Inflation has been high for some time now, so gold should go up. It didn’t, it went down.
Tapering followed by tightening is firmly on the cards now the Fed has spoken this week (December 15, 2021), so gold should go down. It’s gone up:
So what is going on? Taper and rising interest rates are not bullish for gold and inflation can’t be bearish, unless we have entered a parallel universe where the rules are backwards. However, they are backwards and as Sherlock Holmes said, “When you have eliminated the impossible, whatever remains, however improbable, must be the truth.”
But discounting the possibility that we have landed in ‘Bizzarro world,’ what could be the cause?
Let’s build a thesis.
1. The market looks out one year and the price today reflects the status of affairs as the best guess of the aggregate of the market in 12 months. What does recent action say about that vision? It says we are going to get a deflationary recession. How could that happen?
A hawkish polity or a hawkish Fed could slam out the anchors and do a “Volker” and smash the economy to purge it of inflation, zombie companies, ridiculous real estate prices, a bubble stock market and strip things back to the metal.
2. Too much more money printing would break economic stability and break everything.
3. Too little printing or an austerity tightening in the “Volker” style would break economic stability and break everything.
A goldilocks solution of monetary balance needs to be struck; a very tricky balance between too hot and not hot enough. Too much stimulus or active aggressive tightening causes everything to go haywire and that uncertainty alone devalues all assets.
So what the market said after Jay Powel spoke on December 15, 2021 is that we are going to get inflation but not too much, and it has taken the speech as a solid statement against fighting inflation by crushing the froth that is keeping it afloat against wave after wave of Covid pandemic.
In the old days, central banks used interest rates to heat up or cool down economies, but that is now obsolete. It is not the cost of money that is key, it is the availability. The cost used to modify the supply; supply and demand for money was adjusted by the rate of return on lending and the cost of borrowing. That linkage is gone because the lender will always make enough supply to be available for the demand with the adjustment coming from what that lender, in this case the Federal Reserve, will accept as collateral. The more difficult the times, the crummier the collateral that will be accepted in exchange for a freight car of cash. The interest rate is not the value any more as the availability of funds is now decoupled.
Every dodgy developing country lives in this regime but their problem is that they print and hand out the money to their cronies and either do it until the currency is destroyed or have an upper threshold they use as a ceiling for this operation. So the system is not new. Nor is it novel for the developed world. What the developed world is trying to do is to keep it within the bounds of a stable economy and that is about where we are now.

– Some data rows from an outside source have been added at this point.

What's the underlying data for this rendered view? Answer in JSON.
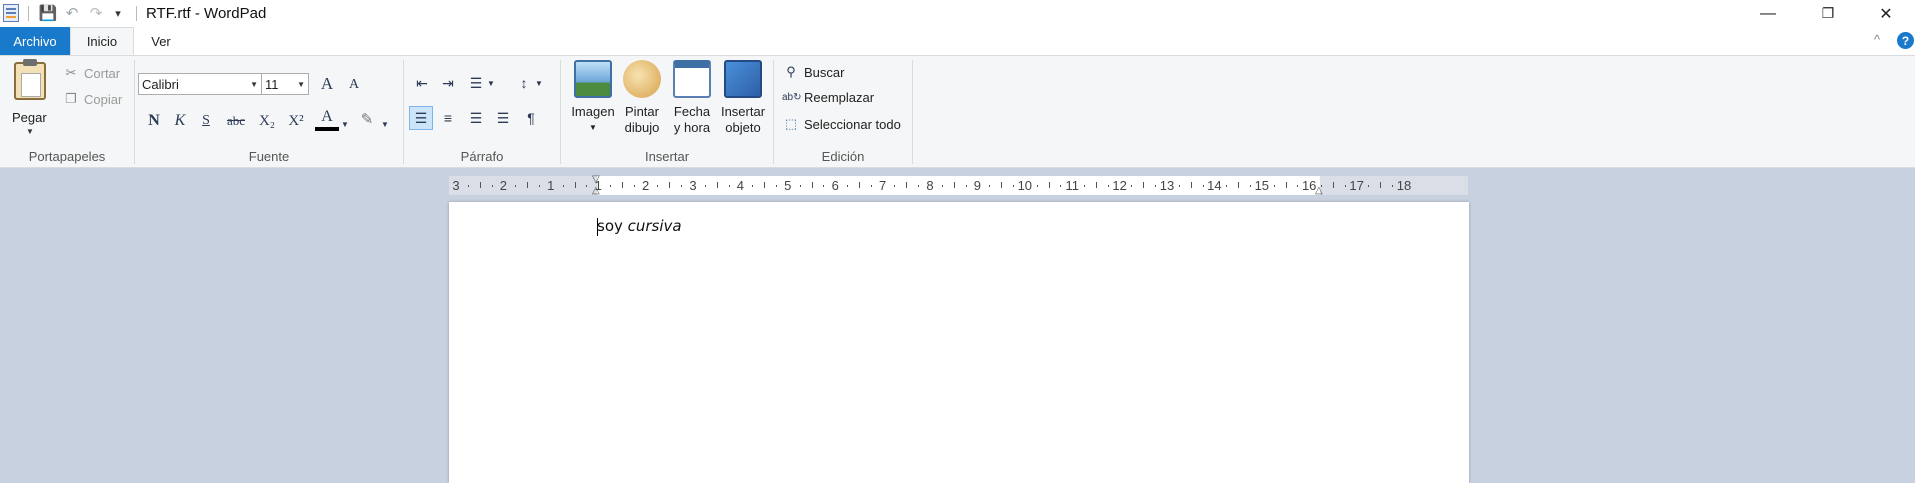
{
  "window": {
    "title": "RTF.rtf - WordPad"
  },
  "quick_access": {
    "save": "💾",
    "undo": "↶",
    "redo": "↷",
    "customize": "▾"
  },
  "window_controls": {
    "minimize": "—",
    "restore": "❐",
    "close": "✕"
  },
  "tabs": {
    "file": "Archivo",
    "home": "Inicio",
    "view": "Ver"
  },
  "ribbon_controls": {
    "collapse": "^",
    "help": "?"
  },
  "clipboard": {
    "group_label": "Portapapeles",
    "paste": "Pegar",
    "cut": "Cortar",
    "copy": "Copiar"
  },
  "font": {
    "group_label": "Fuente",
    "family": "Calibri",
    "size": "11",
    "grow": "A",
    "shrink": "A",
    "bold": "N",
    "italic": "K",
    "underline": "S",
    "strikethrough": "abc",
    "subscript": "X₂",
    "superscript": "X²",
    "color": "A",
    "highlight": "✎"
  },
  "paragraph": {
    "group_label": "Párrafo"
  },
  "insert": {
    "group_label": "Insertar",
    "image_l1": "Imagen",
    "paint_l1": "Pintar",
    "paint_l2": "dibujo",
    "datetime_l1": "Fecha",
    "datetime_l2": "y hora",
    "object_l1": "Insertar",
    "object_l2": "objeto"
  },
  "editing": {
    "group_label": "Edición",
    "find": "Buscar",
    "replace": "Reemplazar",
    "select_all": "Seleccionar todo"
  },
  "ruler": {
    "labels": [
      "3",
      "2",
      "1",
      "1",
      "2",
      "3",
      "4",
      "5",
      "6",
      "7",
      "8",
      "9",
      "10",
      "11",
      "12",
      "13",
      "14",
      "15",
      "16",
      "17",
      "18"
    ]
  },
  "document": {
    "normal_text": "soy ",
    "italic_text": "cursiva"
  },
  "colors": {
    "accent": "#1979ca",
    "ribbon": "#f5f6f7",
    "workspace": "#c8d1e0"
  }
}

The Fed has in effect set the upper bound for inflation, for now, and that looks sustainable and therefore positive for gold and neutral for most stocks, and the horizon for that judgement is next Christmas.
As such, we should see gold rise on a slow but sure ascent and equities go sideways or perhaps down a little before entering such a neutral channel.
It is interesting that palladium has rocketed while gold, silver and platinum have ascended way less and this signals to me that palladium, a mainly industrial precious metal rather than a mainly investment asset like gold and silver, suggests that there are good economic times ahead especially in the sexy sector of high tech and sustainable power.
If this a solution to the gold price puzzle, precious metals will go on a solid run because this will be a long term policy and the process of high but controlled inflation will get folded into the price of gold over time.